Since the 1990s, humanitarian organisations have increasingly committed themselves to the idea of “downward accountability” to the affected populations they serve, including displaced persons. In recent years this notion has further evolved into the concept of “Accountability to Affected Populations” (AAP). As re-iterated by the Principals of the Inter-Agency Standing Committee (IASC) of the United Nations, AAP is central to principled and effective humanitarian action. “An accountable humanitarian system, where decision-making power is in the hands of those affected by crisis, is central to humanitarian action. (…) How communities experience and perceive our work is the most relevant measure of our performance. Hence, our accountability to them is paramount and must be acted upon. It is non-negotiable, at all times. We must be instructed by affected people to guide our actions and to measure how well we provide protection and assistance against their diverse needs, feedback and perceptions, throughout the humanitarian response”, the IASC Principals stated in April 2022.
Such principled and effective humanitarian action, which is guided by the needs and perspectives of displaced persons, is particularly vital for the work of the UN Refugee Agency (UNHCR). Indeed, according to UNHCR the notion of Accountability to Affected Populations is an integral part of its work: “Human rights principles guide all our work. Participation in decision-making is a right, and the rights-based approach is founded on the principle of participation and working with communities to promote change and respect for rights. These cannot be achieved without accountability mechanisms.”2 UNHCR’s AAP core actions and commitments are outlined in the UN Refugee Agency’s “Age, Gender and Diversity Policy” (2018).

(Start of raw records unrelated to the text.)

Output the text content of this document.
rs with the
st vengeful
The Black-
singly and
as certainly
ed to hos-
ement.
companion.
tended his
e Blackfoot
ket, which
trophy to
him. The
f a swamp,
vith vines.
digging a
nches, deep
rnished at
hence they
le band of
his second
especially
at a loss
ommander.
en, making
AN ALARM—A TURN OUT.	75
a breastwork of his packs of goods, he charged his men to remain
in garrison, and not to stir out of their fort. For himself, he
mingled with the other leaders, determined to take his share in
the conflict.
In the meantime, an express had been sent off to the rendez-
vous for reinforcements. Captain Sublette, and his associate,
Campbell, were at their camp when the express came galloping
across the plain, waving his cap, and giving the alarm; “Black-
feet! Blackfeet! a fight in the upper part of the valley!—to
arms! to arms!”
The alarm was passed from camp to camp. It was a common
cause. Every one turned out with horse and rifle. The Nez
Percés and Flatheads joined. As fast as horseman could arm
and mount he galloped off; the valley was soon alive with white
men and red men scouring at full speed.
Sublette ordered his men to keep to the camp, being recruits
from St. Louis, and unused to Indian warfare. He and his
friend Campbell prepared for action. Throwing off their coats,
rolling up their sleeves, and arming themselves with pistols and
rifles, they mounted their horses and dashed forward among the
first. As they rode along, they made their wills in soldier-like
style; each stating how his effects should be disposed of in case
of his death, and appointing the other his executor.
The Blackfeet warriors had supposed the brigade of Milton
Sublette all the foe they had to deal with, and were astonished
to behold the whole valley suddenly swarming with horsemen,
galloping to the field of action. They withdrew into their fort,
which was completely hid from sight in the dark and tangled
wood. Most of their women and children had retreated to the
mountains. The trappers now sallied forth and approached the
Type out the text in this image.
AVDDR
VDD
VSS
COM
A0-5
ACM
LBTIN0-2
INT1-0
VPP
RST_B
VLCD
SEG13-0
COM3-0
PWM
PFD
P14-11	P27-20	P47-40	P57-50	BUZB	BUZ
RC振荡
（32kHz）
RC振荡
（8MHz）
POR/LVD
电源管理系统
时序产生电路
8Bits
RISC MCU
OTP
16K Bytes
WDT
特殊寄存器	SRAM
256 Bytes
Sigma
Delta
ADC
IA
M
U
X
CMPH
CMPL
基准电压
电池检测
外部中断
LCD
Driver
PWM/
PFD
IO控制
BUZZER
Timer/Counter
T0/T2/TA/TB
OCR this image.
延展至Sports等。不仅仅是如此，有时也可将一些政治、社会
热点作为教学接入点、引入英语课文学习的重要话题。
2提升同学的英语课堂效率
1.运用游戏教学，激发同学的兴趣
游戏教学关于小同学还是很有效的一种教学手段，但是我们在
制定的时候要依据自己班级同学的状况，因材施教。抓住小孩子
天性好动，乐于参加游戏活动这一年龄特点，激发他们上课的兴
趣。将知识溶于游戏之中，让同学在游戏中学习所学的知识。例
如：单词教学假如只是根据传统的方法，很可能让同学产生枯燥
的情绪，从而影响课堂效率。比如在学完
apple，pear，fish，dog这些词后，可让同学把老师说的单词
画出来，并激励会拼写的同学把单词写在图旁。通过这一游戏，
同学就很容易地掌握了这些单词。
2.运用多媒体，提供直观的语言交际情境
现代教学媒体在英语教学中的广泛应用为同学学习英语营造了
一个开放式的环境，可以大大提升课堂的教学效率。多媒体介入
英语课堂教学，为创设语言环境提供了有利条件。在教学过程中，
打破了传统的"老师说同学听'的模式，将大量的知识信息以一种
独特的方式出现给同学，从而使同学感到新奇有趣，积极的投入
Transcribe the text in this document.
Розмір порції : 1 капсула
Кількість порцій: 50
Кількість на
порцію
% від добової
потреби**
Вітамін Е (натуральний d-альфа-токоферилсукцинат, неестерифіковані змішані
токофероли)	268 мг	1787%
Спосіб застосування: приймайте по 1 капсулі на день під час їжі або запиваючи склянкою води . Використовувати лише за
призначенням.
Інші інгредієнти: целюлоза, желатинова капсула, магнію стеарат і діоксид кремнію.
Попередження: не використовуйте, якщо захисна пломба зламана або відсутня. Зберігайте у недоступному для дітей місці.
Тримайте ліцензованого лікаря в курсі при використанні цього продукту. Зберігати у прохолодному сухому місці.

However, despite the increased rhetorical emphasis on AAP in the past three decades, both within UNHCR and the broader international aid system, limited progress has been achieved to put this ambition into practice. This was also acknowledged by the then United Nations Under-Secretary-General for Humanitarian Affairs and Emergency Relief Coordinator, Mark Lowcock, during a speech delivered at an event hosted by the Center for Global Development. “Over the past decade there has been growing recognition that affected people should have more say over the type of help they get and how they get it. This has theoretically been part of every reform agenda in the system for the past 20 years. The impact of attempts to address this so far has been limited, unfortunately (…) I have reached the view that one of the biggest failings of the humanitarian system is that agencies do not pay enough attention to what people caught up in crises say they want, and then trying to give that to them. It’s because despite all our good intentions, the humanitarian system actually is set up to give people in need what international agencies and donors think is best, and what the agencies have to offer, rather than giving people what they themselves say they most need.”
This paper is based on an online conversation among 334 Syrian refugees in Lebanon, 12 Focus Group Discussions with 115 Syrian refugees, and 6 interviews with Key Informants (KIs). The paper therefore makes recommendations to the broader UN system in Lebanon as well, including the following recommendations towards the UN Resident Coordinator/Humanitarian Coordinator:
- Establish an AAP Working Group within the UN’s sector system in Lebanon, and ensure that such Working Group is coordinated by a full-time staff member.
- Ensure that a diverse set of Refugee-Led Organisations (RLOs) are systematically included in the proceedings and decision-making processes of this Working Group, and regularly invite representatives from refugee communities for a two-way discussion.
- Make AAP needs, activities and findings a standing item on HCT and sector meeting agendas, and have AAP as an early agenda item in such meetings.
- Actively encourage a more diverse number of representatives of local CSOs and RLOs to attend sector meetings and participate in decision making.
- Find ways for community voices to be more included in sector meetings (inviting community representatives to present, film/audio messages, written messages, regular simple surveys etc).